California has embarked on a historic journey to achieve groundwater sustainability with the passage of the Sustainable Groundwater Management Act (SGMA) by the California Legislature in 2014. A specific legislative requirement is the development of a hydrogeologic conceptual model; such a model provides the information about the subsurface architecture needed for generating a groundwater model and for quantifying the water balance. There is widespread recognition of the need to acquire more subsurface data so as to reduce the uncertainty in the conceptual models. But the currently deployed, traditional methods of characterizing aquifers through the drilling of wells with testing and logging are slow, expensive and insufficient in terms of data coverage.
The MUDP-funded project (GAP) was part of a larger project, made up of ten work packages that allowed us to develop the optimal workflow for the use, in California, of AEM data to develop a hydrogeologic conceptual model.

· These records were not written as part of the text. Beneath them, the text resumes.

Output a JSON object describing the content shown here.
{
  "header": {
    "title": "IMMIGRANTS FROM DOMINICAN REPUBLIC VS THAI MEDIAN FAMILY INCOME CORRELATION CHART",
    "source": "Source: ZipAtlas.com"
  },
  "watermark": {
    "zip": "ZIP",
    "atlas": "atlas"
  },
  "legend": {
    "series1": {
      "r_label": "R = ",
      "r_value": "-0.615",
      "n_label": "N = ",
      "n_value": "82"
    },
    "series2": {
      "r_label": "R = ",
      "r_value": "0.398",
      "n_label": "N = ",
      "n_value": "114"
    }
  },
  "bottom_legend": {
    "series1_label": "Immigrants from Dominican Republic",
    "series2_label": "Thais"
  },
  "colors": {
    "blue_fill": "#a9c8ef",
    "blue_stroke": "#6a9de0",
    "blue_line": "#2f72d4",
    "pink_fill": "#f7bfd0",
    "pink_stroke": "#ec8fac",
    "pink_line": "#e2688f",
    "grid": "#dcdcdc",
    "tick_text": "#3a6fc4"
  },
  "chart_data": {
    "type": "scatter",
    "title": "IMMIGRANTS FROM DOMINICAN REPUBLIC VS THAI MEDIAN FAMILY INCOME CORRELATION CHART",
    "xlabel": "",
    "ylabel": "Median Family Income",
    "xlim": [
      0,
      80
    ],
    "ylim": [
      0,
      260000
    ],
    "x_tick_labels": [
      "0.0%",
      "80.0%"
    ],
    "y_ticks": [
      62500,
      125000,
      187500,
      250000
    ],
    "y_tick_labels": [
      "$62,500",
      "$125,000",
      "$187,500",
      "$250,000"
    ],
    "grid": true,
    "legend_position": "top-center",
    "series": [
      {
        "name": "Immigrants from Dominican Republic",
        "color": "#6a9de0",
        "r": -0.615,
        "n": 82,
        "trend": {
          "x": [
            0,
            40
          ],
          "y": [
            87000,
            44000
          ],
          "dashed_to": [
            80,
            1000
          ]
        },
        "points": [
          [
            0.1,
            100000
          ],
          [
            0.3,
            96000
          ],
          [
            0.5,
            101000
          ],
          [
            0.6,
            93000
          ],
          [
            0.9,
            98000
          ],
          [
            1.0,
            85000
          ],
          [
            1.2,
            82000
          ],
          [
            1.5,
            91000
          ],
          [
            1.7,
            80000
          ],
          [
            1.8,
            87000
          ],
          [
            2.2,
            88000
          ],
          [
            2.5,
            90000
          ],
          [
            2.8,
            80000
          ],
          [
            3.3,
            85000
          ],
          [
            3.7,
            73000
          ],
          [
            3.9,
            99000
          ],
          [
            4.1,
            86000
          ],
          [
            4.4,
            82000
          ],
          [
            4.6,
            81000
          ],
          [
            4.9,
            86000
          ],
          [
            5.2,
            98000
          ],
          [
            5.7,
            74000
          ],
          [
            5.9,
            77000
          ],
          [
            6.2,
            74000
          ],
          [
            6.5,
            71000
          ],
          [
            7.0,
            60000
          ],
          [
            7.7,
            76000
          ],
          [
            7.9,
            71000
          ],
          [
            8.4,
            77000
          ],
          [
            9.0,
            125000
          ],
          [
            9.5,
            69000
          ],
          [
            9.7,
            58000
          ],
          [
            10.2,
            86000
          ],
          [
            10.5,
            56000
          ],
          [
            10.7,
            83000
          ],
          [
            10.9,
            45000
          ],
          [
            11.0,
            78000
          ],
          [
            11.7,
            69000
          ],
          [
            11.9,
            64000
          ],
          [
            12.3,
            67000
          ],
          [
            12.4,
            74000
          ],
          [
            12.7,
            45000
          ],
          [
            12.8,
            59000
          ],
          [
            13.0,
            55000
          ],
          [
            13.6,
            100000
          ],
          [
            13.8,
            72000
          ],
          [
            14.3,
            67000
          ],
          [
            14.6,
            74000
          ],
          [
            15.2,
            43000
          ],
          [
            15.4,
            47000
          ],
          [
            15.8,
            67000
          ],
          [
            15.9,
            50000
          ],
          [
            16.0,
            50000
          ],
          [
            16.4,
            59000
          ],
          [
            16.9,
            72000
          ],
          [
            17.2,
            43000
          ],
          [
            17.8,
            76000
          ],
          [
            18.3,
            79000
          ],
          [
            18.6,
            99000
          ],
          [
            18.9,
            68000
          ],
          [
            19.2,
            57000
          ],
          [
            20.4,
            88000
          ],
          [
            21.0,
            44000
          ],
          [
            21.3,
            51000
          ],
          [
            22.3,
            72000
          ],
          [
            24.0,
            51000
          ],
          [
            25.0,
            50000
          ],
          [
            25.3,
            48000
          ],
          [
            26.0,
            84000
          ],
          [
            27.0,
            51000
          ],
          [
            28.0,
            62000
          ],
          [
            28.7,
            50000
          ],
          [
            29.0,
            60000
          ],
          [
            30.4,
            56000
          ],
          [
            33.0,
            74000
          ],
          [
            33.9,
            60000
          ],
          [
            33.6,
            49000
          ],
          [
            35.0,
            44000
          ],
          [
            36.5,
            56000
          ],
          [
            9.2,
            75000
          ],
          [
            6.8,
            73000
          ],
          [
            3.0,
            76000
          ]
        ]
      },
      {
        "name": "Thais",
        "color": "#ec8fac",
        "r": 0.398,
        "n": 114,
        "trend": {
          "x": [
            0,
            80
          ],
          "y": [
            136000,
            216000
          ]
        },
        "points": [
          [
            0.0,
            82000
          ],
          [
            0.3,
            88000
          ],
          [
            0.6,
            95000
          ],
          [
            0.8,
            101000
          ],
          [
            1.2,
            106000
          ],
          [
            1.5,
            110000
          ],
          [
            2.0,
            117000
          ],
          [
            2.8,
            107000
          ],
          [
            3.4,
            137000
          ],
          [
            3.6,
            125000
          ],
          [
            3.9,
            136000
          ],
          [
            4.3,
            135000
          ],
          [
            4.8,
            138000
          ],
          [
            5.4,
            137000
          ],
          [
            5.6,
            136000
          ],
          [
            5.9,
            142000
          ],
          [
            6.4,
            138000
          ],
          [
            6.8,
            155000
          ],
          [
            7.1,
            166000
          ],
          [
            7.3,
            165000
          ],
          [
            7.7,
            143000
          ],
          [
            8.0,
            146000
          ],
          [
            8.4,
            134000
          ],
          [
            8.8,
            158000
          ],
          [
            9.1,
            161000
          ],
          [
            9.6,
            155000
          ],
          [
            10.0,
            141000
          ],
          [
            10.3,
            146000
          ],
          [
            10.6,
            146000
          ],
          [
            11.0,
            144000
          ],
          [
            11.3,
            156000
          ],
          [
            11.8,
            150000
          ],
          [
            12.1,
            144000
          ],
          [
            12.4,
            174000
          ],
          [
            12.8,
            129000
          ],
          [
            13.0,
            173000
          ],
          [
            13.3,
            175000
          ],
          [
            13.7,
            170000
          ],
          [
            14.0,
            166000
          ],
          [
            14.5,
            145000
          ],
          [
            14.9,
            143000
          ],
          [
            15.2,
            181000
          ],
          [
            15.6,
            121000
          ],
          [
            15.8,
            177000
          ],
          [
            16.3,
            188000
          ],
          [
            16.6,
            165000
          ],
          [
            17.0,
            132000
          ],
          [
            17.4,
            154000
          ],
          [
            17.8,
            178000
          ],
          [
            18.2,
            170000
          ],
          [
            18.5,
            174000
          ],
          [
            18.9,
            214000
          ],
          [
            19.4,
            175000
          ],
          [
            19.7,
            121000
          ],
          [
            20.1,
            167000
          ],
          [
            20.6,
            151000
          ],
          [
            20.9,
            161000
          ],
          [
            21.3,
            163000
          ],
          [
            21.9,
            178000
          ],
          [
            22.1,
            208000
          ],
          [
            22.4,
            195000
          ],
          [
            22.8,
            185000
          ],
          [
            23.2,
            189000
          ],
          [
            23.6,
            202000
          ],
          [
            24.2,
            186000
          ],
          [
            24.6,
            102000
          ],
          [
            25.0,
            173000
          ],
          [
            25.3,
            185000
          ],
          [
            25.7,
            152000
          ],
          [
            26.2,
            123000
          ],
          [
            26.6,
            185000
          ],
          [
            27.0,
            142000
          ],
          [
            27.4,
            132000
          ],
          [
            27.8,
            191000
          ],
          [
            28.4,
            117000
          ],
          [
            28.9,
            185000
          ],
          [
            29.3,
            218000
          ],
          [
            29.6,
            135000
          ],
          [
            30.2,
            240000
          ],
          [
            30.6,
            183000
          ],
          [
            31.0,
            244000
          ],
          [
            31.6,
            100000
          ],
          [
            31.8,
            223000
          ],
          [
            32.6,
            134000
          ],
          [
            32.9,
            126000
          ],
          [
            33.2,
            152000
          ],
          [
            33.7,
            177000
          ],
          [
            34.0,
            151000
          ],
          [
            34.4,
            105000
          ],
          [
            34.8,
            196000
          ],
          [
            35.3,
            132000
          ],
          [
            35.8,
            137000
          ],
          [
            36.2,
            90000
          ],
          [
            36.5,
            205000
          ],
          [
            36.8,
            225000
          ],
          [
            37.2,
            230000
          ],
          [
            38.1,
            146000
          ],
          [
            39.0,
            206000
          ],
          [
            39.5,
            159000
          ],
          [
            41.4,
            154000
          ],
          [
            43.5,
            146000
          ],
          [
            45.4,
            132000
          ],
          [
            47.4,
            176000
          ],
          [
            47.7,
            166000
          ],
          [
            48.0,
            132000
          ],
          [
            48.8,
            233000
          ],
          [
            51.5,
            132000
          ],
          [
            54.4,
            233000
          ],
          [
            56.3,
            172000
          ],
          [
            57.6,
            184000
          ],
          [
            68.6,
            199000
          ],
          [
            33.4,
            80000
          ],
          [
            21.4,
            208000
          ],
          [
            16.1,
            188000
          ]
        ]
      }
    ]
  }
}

In the MUDP project, we included four work packages, that represent the research and development components of the ten in the larger project. The main body of this report contains descriptions of these four work packages. The deliverable from the larger project, the set of recommendations describing the optimal workflow, is presented in the Appendix.
The GAP project has created the foundation for a large-scale procurement from the State of California Department of Water Resources (DWR) for mapping of the Californian geology in all high and medium priority groundwater basins. The first large scale project was tendered out in autumn 2020 requesting use of advanced AEM technology similar to SkyTEM.